The difference is caused by your non-portable implementation of the FCN between the local and the server machine.
I would investigate this and possibly try to improve the numerical accuracy as much as you can of your FCN. For example in RooFit we use the compensated Kahan summation for computing the likelihood function.
Well I don’t know what you are talking about. Non-portable functions? You mean in the encoded language code of the machines? Different implementations depending on the processors?
Well I don’t know what you are talking about. Non-portable functions? You mean in the encoded language code of the machines? Different implementations depending on the processors?
I am meaning that functions like exp or log could return a different result, especially if you are maybe using instead of libm a different Mathematical library, e.g. the VC library.
Another possibility is that one of your machine is a 32 bits and the other is a 64 bits. This could also give different numerical results. (see for example c++ - 64 bit floating point porting issues - Stack Overflow)

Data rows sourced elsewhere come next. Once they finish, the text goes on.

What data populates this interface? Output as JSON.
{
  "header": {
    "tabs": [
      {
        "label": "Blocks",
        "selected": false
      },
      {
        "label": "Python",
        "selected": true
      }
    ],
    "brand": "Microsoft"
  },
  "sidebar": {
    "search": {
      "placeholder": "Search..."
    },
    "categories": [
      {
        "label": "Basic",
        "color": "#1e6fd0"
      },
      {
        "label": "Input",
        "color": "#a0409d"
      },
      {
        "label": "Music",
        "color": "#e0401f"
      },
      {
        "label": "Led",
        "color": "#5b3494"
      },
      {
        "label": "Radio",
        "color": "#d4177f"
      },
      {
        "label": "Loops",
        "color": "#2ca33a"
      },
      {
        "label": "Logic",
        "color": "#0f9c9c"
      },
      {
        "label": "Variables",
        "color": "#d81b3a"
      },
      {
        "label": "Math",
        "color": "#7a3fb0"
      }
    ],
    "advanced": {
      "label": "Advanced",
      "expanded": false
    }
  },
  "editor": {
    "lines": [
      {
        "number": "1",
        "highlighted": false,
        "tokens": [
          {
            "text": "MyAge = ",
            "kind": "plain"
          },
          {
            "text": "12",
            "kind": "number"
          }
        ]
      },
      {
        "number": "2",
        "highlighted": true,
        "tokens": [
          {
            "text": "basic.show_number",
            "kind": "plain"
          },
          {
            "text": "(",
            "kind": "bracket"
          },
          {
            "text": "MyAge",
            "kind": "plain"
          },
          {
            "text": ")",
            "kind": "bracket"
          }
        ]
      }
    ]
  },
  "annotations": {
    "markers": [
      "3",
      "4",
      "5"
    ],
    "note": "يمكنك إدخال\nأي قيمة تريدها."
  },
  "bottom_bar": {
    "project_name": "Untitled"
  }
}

I guess these machines use different compilers: gcc --version
Then the default optimizations will be different (and some internal functions, too).

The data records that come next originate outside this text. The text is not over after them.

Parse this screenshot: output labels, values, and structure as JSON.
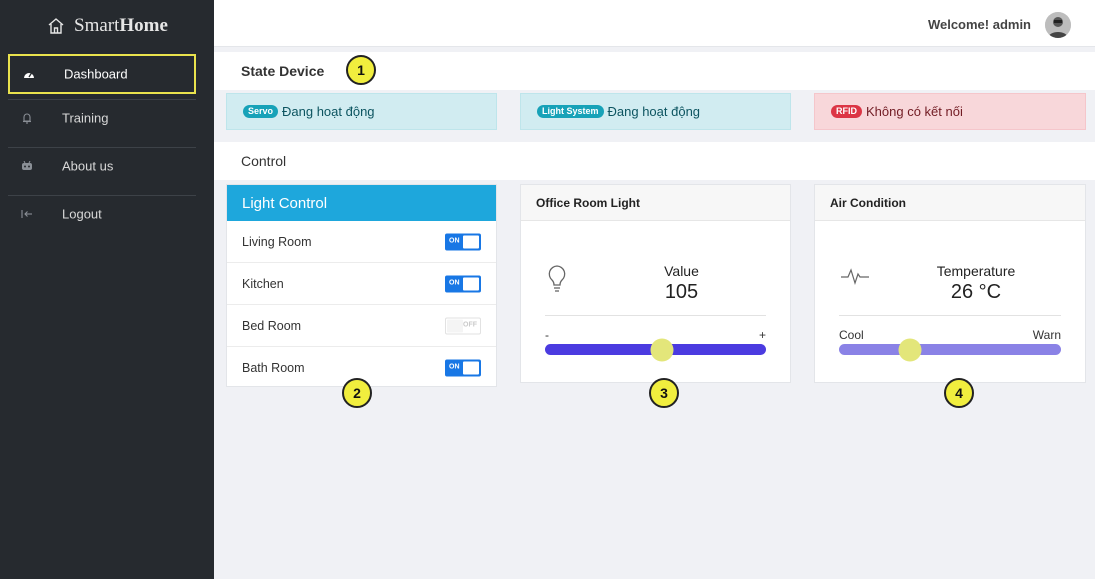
{
  "sidebar": {
    "brand_prefix": "Smart",
    "brand_bold": "Home",
    "items": [
      {
        "label": "Dashboard",
        "icon": "dashboard-icon",
        "active": true
      },
      {
        "label": "Training",
        "icon": "bell-icon",
        "active": false
      },
      {
        "label": "About us",
        "icon": "robot-icon",
        "active": false
      },
      {
        "label": "Logout",
        "icon": "logout-icon",
        "active": false
      }
    ]
  },
  "header": {
    "welcome": "Welcome! admin",
    "avatar": "user-avatar"
  },
  "state_device": {
    "title": "State Device",
    "alerts": [
      {
        "badge": "Servo",
        "text": "Đang hoạt động",
        "status": "info"
      },
      {
        "badge": "Light System",
        "text": "Đang hoạt động",
        "status": "info"
      },
      {
        "badge": "RFID",
        "text": "Không có kết nối",
        "status": "danger"
      }
    ]
  },
  "control": {
    "title": "Control",
    "light_control": {
      "title": "Light Control",
      "rooms": [
        {
          "name": "Living Room",
          "state": "ON",
          "on": true
        },
        {
          "name": "Kitchen",
          "state": "ON",
          "on": true
        },
        {
          "name": "Bed Room",
          "state": "OFF",
          "on": false
        },
        {
          "name": "Bath Room",
          "state": "ON",
          "on": true
        }
      ]
    },
    "office_light": {
      "title": "Office Room Light",
      "label": "Value",
      "value": "105",
      "min_label": "-",
      "max_label": "+",
      "slider_level": 0.53,
      "color": "#4b3be0"
    },
    "air_condition": {
      "title": "Air Condition",
      "label": "Temperature",
      "value": "26 °C",
      "min_label": "Cool",
      "max_label": "Warn",
      "slider_level": 0.32,
      "color": "#8a82e6"
    }
  },
  "callouts": [
    "1",
    "2",
    "3",
    "4"
  ],
  "colors": {
    "sidebar_bg": "#262a2f",
    "active_outline": "#e9e24d",
    "card_header_blue": "#1ea7dc",
    "toggle_blue": "#1877e5",
    "slider_thumb": "#e3e67a",
    "callout_fill": "#f1ee3e"
  }
}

You could try to compile your code using “-O0”.
However, I also think you should make your procedures more “robust” (e.g., if you calculate your own chi^2 and there is a “sum”, try to use the Kahan–Babushka-Neumaier summation algorithm).
You could try to compile it using “-O2 -Wall -Wextra” and closely inspect reported problems (note: usually newer compiler will spot more, and “-O2” or “-O3” is needed here).

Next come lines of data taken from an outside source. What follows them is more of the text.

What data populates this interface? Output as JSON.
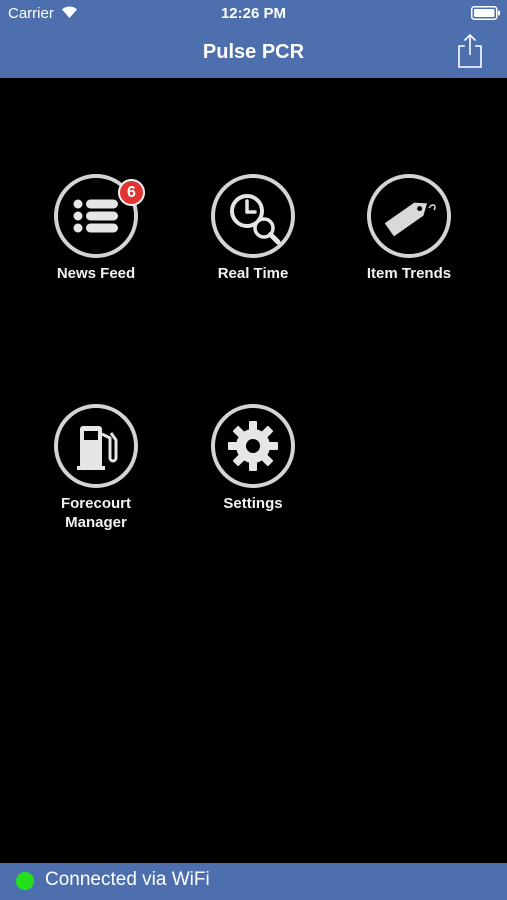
{
  "status_bar": {
    "carrier": "Carrier",
    "time": "12:26 PM",
    "wifi_icon": "wifi-icon",
    "battery_icon": "battery-icon"
  },
  "nav": {
    "title": "Pulse PCR",
    "share_icon": "share-icon"
  },
  "tiles": [
    {
      "label": "News Feed",
      "icon": "list-icon",
      "badge": "6"
    },
    {
      "label": "Real Time",
      "icon": "clock-search-icon"
    },
    {
      "label": "Item Trends",
      "icon": "tag-icon"
    },
    {
      "label": "Forecourt Manager",
      "icon": "fuel-pump-icon"
    },
    {
      "label": "Settings",
      "icon": "gear-icon"
    }
  ],
  "footer": {
    "text": "Connected via WiFi",
    "status_color": "#22e01b"
  },
  "colors": {
    "bar_background": "#4d6fae",
    "screen_background": "#000000",
    "icon_ring": "#d4d4d4",
    "badge": "#e03533"
  }
}
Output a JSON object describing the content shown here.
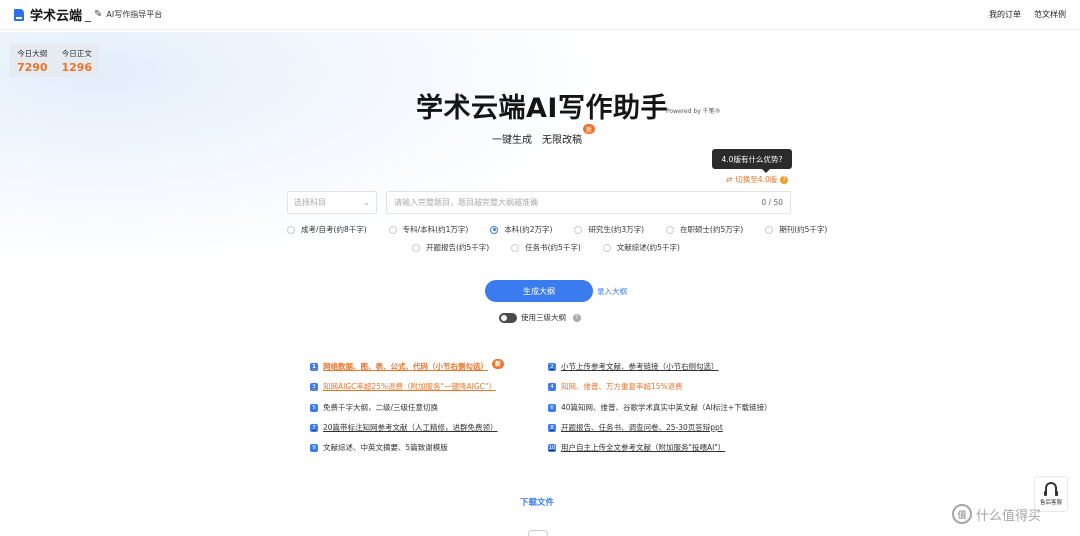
{
  "header": {
    "logo_text": "学术云端",
    "logo_sep": "_",
    "subtitle": "AI写作指导平台",
    "links": [
      "我的订单",
      "范文样例"
    ]
  },
  "stats": [
    {
      "label": "今日大纲",
      "value": "7290"
    },
    {
      "label": "今日正文",
      "value": "1296"
    }
  ],
  "hero": {
    "title": "学术云端AI写作助手",
    "powered": "Powered by 千笔®",
    "slogan_1": "一键生成",
    "slogan_2": "无限改稿",
    "new_badge": "新"
  },
  "version": {
    "tooltip": "4.0版有什么优势?",
    "switch_label": "切换至4.0版",
    "help": "?"
  },
  "form": {
    "subject_placeholder": "选择科目",
    "title_placeholder": "请输入完整题目，题目越完整大纲越准确",
    "char_count": "0 / 50",
    "levels_row1": [
      "成考/自考(约8千字)",
      "专科/本科(约1万字)",
      "本科(约2万字)",
      "研究生(约3万字)",
      "在职硕士(约5万字)",
      "期刊(约5千字)"
    ],
    "levels_row2": [
      "开题报告(约5千字)",
      "任务书(约5千字)",
      "文献综述(约5千字)"
    ],
    "selected_level": "本科(约2万字)",
    "generate_label": "生成大纲",
    "manual_outline_label": "录入大纲",
    "three_level_label": "使用三级大纲",
    "help": "?"
  },
  "features": {
    "left": [
      {
        "n": "1",
        "text": "网络数据、图、表、公式、代码（小节右侧勾选）"
      },
      {
        "n": "3",
        "text": "知网AIGC率超25%退费（附加服务\"一键降AIGC\"）"
      },
      {
        "n": "5",
        "text": "免费千字大纲，二级/三级任意切换"
      },
      {
        "n": "7",
        "text": "20篇带标注知网参考文献（人工精修，进群免费领）"
      },
      {
        "n": "9",
        "text": "文献综述、中英文摘要、5篇致谢模版"
      }
    ],
    "right": [
      {
        "n": "2",
        "text": "小节上传参考文献、参考链接（小节右侧勾选）"
      },
      {
        "n": "4",
        "text": "知网、维普、万方重复率超15%退费"
      },
      {
        "n": "6",
        "text": "40篇知网、维普、谷歌学术真实中英文献（AI标注+下载链接）"
      },
      {
        "n": "8",
        "text": "开题报告、任务书、调查问卷、25-30页答辩ppt"
      },
      {
        "n": "10",
        "text": "用户自主上传全文参考文献（附加服务\"投喂AI\"）"
      }
    ],
    "new_badge": "新"
  },
  "download_label": "下载文件",
  "support_label": "售后客服",
  "watermark": {
    "logo": "值",
    "text": "什么值得买"
  },
  "colors": {
    "accent": "#3a7bf0",
    "orange": "#e8762c"
  }
}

BTW. Another thing to check … can it be that you somewhere use “float” instead of “double”? You could also attach your source code for “inspection”.
(working with ThierryA)
Thanks, -Wextra allowed me to remove unused stuff, I already had -Wall
-O0, -g, -O2, -O3 gives the exact same result, if on the same computer.
No I did not use float instead of double.
I will try remove everything and clone our git again on both, it is getting crazy.
I need to make some cleaning before attaching the source.
Minuit is taking parameters from another peace of code, which is not stable either.
Hello,
Arg, this is not the case, I downloaded isolated minuit2, Minuit2-5.34.14.tar.gz, and compiled it locally on both computers, could not find standalone minuit 2 more recent, for both debian and fedora.
Any advice ?
That’s a question to @Axel and @moneta … I do not know if any fixes are applied to the standalone Minuit2 (but I guess you should be able to get the latest ROOT on both systems).
Hi,
That tar file is a quite old version. You can take a new version of Minuit2 directly from the ROOT github repository and build it standalone with cmake. See
If you have any issue building it please let me know
Thans Lorenzo and Wild_E_Coyote. We are still investigating.
We also encountered a strange behaviour with edm.
We had the convergence stopping while the criterion was not met, how come? (See below)
Are you still using the old version 5.34 or the new one ?
This is strange, but the logic for the end is rather complex, it is also corrected using some information computed from the covariance matrix. I would need the full print-out, possibly with a more verbose option, to understand exactly what is happening.